Along with faith organizations and UNICEF, the Children’s Defense Fund of New York hosted the vigil to get U.N. member states to not only talk about the root causes of the international crisis, but to help highlight the positive contributions by migrants and refugees. In particular, advocates hope that the summit could amplify the voices of people who are most impacted, such as children.

“If you look at the trauma to which they’ve been subjected in their home countries — the dangers they survive during their journeys where in some instances they face death or further exploitation, our response should be a lot more humane than it is,” Naomi Post, Executive Director of the Children’s Defense Fund, told ThinkProgress in a phone interview ahead of the vigil. “We haven’t created the environment that supports them in a holistic kind of way or that provides the legal representation that they need.”

Post said that the children they picked to speak at the vigil don’t have “unique” problems, but are representative of the larger number of children who are on the run.

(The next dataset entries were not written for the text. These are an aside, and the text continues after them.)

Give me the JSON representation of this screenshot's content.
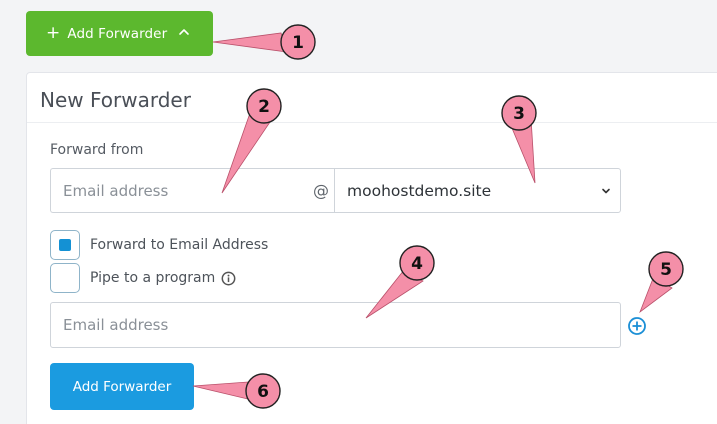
{
  "toolbar": {
    "add_forwarder_toggle_label": "Add Forwarder"
  },
  "form": {
    "title": "New Forwarder",
    "forward_from_label": "Forward from",
    "email_from_placeholder": "Email address",
    "at_symbol": "@",
    "domain_selected": "moohostdemo.site",
    "options": [
      {
        "label": "Forward to Email Address",
        "checked": true
      },
      {
        "label": "Pipe to a program",
        "checked": false
      }
    ],
    "email_to_placeholder": "Email address",
    "submit_label": "Add Forwarder"
  },
  "annotations": [
    "1",
    "2",
    "3",
    "4",
    "5",
    "6"
  ],
  "colors": {
    "primary_green": "#5cb82e",
    "primary_blue": "#1b9be0",
    "accent_blue": "#1491d4",
    "annotation_pink": "#f48fa8"
  }
}
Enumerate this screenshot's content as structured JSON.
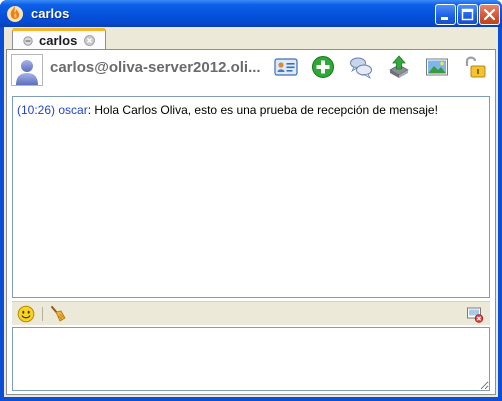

Children, in fact, make up half of all refugees, with 45 percent of all child refugees under United Nations High Commissioner for Refugees (UNHRC) care in 2015 coming from Syria and Afghanistan.

According to a UNICEF report, 28 million children have been driven from their homes because of violence and insecurity, including 10 million child refugees. The same report found that one in two African refugees are children. This can present a problem since 3.7 million school-age children under UNHRC protection “have no school to go to,” according to a recent U.N. Refugee agency report, which indicated that education could help refugees change the future of both their host and home countries.

“I think children are the most powerful conduits of information — both about their experiences and what their needs are and how they can contribute to this society,” Post said. “Lifting up their voices is paramount.”